1.1 Subject to the terms of this Agreement, Company will use commercially reasonable efforts to provide Customer the Service.
1.2 Subject to the terms hereof, Company will provide Customer with reasonable technical support services in accordance to the industry standard.
2. RESTRICTIONS AND RESPONSIBILITIES
2.1 Customer will not, directly or indirectly: reverse engineer, decompile, disassemble or otherwise attempt to discover the source code, object code or underlying structure, ideas, know-how or algorithms relevant to the Services or any software, documentation or data related to the Services (“Software”); modify, translate, or create derivative works based on the Services or any Software (except to the extent expressly permitted by Company or authorized within the Services); use the Services or any Software for timesharing or service bureau purposes or otherwise for the benefit of a third; or remove any proprietary notices or labels. The company grants the customer a non-exclusive permission to use it's software only while this agreement is valid and fees have been timely paid in accordance to this agreement.
2.2 Customer represents, covenants, and warrants that Customer will use the Service only in compliance with it's intent purpose, the Company’s guidance, if provided to customer (the “Policy”) and all applicable laws and regulations. Customer hereby agrees to indemnify and hold harmless Company against any damages, losses, liabilities, settlements and expenses (including without limitation costs and attorneys’ fees) in connection with any claim or action that arises from an alleged violation of the foregoing or otherwise from Customer’s use of Services. Although Company has no obligation to monitor Customer’s use of the Service, Company may do so and may prohibit any use of the Service it believes may be (or alleged to be) in violation of the foregoing. 2.3 Customer shall be responsible for obtaining and maintaining any equipment and ancillary services needed to connect to, access or otherwise use the Services, including, without limitation, 50MB internet connection, router with in maximum distance of 5 meters from the devices, wall plugs with maximum distance of 1 meter from the devices (collectively, “Equipment”). Customer shall also be responsible for maintaining the security of the Equipment, Customer account, passwords (including but not limited to administrative and user passwords) and files, and for all uses of Customer account or the Equipment with or without Customer’s knowledge or consent.

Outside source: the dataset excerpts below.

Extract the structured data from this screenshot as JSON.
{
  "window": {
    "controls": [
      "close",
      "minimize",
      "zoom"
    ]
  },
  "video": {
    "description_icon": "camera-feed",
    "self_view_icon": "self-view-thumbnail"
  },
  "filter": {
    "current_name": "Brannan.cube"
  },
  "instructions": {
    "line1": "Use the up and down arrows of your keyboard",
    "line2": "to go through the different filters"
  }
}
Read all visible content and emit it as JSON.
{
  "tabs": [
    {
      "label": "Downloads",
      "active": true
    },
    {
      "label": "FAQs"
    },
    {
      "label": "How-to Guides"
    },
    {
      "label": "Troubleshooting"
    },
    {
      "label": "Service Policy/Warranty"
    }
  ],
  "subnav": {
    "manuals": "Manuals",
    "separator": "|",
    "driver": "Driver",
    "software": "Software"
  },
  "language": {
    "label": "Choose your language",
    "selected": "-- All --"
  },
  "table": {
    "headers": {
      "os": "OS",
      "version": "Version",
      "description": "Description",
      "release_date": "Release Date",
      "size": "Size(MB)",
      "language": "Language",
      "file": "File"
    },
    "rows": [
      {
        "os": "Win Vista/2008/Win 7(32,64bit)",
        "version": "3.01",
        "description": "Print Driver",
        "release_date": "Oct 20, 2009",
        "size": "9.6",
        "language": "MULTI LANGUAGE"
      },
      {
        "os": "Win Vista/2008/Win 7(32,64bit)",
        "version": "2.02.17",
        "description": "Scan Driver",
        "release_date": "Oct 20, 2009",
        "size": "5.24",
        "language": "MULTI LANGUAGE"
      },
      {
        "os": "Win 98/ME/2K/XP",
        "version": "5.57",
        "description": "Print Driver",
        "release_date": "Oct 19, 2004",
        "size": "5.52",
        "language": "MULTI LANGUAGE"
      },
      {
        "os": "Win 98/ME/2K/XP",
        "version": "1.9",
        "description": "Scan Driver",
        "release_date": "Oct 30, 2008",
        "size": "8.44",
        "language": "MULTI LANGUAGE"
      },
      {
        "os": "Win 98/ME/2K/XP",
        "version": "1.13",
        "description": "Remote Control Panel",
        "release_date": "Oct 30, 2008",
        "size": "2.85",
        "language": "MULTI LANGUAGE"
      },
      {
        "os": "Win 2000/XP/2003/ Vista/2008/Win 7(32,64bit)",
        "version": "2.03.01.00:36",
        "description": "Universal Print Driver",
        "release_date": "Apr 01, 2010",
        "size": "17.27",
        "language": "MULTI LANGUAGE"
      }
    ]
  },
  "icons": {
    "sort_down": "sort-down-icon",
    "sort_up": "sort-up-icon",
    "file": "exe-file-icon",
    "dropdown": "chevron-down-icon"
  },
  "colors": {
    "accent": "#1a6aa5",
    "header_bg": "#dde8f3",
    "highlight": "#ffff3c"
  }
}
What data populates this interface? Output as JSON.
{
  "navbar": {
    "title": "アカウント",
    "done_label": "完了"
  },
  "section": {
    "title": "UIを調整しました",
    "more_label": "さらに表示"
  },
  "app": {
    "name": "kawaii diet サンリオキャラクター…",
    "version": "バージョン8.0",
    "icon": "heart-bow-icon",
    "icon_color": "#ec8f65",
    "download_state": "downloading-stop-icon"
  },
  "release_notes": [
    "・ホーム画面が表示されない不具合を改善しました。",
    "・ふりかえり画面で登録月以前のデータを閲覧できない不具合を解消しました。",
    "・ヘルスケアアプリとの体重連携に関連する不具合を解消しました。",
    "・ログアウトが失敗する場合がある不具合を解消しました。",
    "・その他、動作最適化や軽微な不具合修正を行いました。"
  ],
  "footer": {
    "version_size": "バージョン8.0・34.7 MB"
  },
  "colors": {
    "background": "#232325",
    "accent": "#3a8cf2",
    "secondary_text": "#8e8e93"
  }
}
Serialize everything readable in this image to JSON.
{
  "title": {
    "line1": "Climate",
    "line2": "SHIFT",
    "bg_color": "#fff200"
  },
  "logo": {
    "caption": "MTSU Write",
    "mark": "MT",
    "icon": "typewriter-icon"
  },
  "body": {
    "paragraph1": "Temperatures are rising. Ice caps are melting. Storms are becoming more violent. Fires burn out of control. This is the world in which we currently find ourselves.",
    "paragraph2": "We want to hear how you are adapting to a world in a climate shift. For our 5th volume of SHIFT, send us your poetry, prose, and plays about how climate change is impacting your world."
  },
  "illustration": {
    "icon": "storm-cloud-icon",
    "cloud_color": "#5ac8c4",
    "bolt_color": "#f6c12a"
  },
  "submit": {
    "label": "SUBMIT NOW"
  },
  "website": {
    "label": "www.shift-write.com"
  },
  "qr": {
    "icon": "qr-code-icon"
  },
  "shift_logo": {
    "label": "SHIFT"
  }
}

3. CONFIDENTIALITY; PROPRIETARY RIGHTS
3.1 Each party (the “Receiving Party”) understands that the other party (the “Disclosing Party”) has disclosed or may disclose business, technical or financial information relating to the Disclosing Party’s business (hereinafter referred to as “Proprietary Information” of the Disclosing Party). Proprietary Information of Company includes non-public information regarding features, functionality and performance of the Service. Proprietary Information of Customer includes non-public data provided by Customer to Company to enable the provision of the Services (“Customer Data”). The Receiving Party agrees: (i) to take reasonable precautions to protect such Proprietary Information, and (ii) not to use (except in performance of the Services or as otherwise permitted herein) or divulge to any third person any such Proprietary Information. The Disclosing Party agrees that the foregoing shall not apply with respect to any information after one (1) year following the disclosure thereof or any information that the Receiving Party can document (a) is or becomes generally available to the public, or (b) was in its possession or known by it prior to receipt from the Disclosing Party, or (c) was rightfully disclosed to it without restriction by a third party, or (d) was independently developed without use of any Proprietary Information of the Disclosing Party or (e) is required to be disclosed by law. .(f) CUSTOMER UNDERSTAND AND CONFIRM THE COMPANY WORKS WITH THIRD PARTY CUSTOMER SERVICE PROVIDERS WHICH ARE FREELANCERS (THE "Freelancers) AND NOT DIRECT EMPLOYESS OF THE COMPANY, THEREFORE COMPANY SHALL IN NO CASE BE HELD RESPONSIBLE FOR ANY MISUSE OR DISCLOSURE OF INFORMATION OR DATA BEING USED BY THE FREELANCERS.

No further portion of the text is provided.